Elke begunstigde moet ervoor zorgen dat het dossier volledig en in één keer wordt ingediend.
Geen enkel bijkomend stuk zal aanvaard worden na de hierboven vermelde datum.
Indien een uitgave gesubsidieerd wordt door meerdere overheden, moet een uitsplitsing volgens subsidiërende overheid mee bezorgd worden.
De controle van deze stukken door de beherende administratieve dienst moet het mogelijk maken uit te maken of de vastgelegde uitgaven werkelijk plaatsvonden voor de verwezenlijking van de acties waarin dit besluit voorziet.
Nadat voornoemde stukken gecontroleerd zijn, zal de administratie het eindbedrag van de aanvaardbare bewijsstukken aan de begunstigde per e-mail voorstellen. De analyse moet goedgekeurd worden, hetzij door de burgemeester, de gemeentesecretaris of -ontvanger, hetzij door de voorzitter van het Vast Bureau, de Secretaris-generaal of de Financieel Directeur van het OCMW alnaargelang en verstuurd binnen de 15 dagen na de kennisgeving ervan aan Brussel Plaatselijke Besturen, op het volgende adres: plaatselijke-besturen@gob.brussels
Indien hij niet akkoord gaat met de na de controle voorgestelde bedragen beschikt de begunstigde, over 15 dagen om zijn argumenten voor te leggen. Alle correspondentie moet verstuurd worden aan Brussel Plaatselijke Besturen, op het volgend adres: plaatselijke-besturen@gob.brussels
De bevoegde ordonnateur neemt de eindbeslissing na analyse van de door de begunstigde uiteengezette middelen.

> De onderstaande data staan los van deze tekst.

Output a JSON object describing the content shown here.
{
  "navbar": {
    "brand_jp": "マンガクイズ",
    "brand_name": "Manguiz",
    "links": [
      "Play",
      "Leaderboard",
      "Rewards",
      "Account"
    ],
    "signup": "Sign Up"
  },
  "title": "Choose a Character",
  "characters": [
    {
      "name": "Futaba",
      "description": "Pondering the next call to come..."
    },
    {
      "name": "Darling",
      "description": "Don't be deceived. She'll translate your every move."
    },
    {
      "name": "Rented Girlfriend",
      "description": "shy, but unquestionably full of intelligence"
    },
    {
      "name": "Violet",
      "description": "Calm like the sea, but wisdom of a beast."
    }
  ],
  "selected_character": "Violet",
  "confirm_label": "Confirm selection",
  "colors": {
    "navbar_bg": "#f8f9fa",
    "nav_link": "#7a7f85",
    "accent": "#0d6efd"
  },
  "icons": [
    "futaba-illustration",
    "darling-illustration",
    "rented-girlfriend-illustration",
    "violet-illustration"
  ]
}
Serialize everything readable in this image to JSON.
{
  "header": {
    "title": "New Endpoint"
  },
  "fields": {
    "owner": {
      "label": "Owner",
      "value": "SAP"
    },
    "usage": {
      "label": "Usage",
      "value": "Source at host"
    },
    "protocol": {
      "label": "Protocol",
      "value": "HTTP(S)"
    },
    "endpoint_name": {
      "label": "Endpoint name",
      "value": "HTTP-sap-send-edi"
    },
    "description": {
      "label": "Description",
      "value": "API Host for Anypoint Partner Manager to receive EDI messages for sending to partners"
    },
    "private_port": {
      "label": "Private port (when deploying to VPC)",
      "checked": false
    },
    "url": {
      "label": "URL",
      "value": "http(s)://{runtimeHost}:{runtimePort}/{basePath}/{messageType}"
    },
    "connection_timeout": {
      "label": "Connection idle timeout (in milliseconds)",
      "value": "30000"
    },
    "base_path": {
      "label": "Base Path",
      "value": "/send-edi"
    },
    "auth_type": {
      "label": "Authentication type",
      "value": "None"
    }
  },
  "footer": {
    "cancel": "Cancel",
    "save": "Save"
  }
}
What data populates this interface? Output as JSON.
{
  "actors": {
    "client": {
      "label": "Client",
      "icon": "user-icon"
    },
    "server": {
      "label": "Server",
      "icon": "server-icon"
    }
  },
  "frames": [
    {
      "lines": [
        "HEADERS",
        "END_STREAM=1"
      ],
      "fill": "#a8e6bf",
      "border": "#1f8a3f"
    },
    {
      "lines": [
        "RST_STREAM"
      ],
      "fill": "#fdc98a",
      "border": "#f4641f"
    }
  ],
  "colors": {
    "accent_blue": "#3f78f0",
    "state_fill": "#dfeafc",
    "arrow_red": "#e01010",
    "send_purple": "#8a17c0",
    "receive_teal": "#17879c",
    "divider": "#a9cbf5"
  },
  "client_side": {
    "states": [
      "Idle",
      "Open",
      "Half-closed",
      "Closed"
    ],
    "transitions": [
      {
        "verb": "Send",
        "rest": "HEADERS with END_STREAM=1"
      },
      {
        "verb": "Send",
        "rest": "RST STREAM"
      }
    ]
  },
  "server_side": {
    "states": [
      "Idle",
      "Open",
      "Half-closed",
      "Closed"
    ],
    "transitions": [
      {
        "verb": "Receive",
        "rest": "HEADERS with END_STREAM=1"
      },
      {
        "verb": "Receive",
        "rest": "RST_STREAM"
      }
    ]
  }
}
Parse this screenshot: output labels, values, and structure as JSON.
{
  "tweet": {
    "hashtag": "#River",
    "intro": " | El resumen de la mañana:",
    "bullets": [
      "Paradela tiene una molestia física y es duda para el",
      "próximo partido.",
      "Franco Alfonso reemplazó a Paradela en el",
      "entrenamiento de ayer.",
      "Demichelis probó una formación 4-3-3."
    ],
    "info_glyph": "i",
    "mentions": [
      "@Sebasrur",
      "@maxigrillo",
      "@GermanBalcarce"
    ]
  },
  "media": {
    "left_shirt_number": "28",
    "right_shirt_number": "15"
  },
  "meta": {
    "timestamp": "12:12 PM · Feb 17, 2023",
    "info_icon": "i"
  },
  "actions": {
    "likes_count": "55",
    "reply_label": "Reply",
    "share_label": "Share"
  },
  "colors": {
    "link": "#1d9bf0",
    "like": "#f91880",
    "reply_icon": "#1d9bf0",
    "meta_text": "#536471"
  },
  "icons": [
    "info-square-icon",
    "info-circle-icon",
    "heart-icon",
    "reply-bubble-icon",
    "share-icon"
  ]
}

Art.7. De begunstigde gemeenten worden ertoe gehouden het aandeel van de subsidie dat toekomt aan de OCMW's,.
Art.8. De Minister bevoegd voor plaatselijke Besturen mag de begunstigde alle bijkomende gegevens vragen die nodig zijn voor de behandeling van het dossier en mag alle daartoe aangewezen stappen ondernemen om ze ter plaatse te bekomen.
Art.9. De Directie Subsidies en Gelijkheid van Brussel plaatselijke Besturen van de Gewestelijke Overheidsdienst Brussel wordt aangewezen als de administratieve dienst die ermee belast is in te staan voor een goed beheer van de bij dit besluit toegekende kredieten.
Art.10. Dit besluit heeft uitwerking op 1 januari 2024.
Art. 11. De Minister bevoegd voor de Plaatselijke besturen wordt belast met de uitvoering van dit besluit.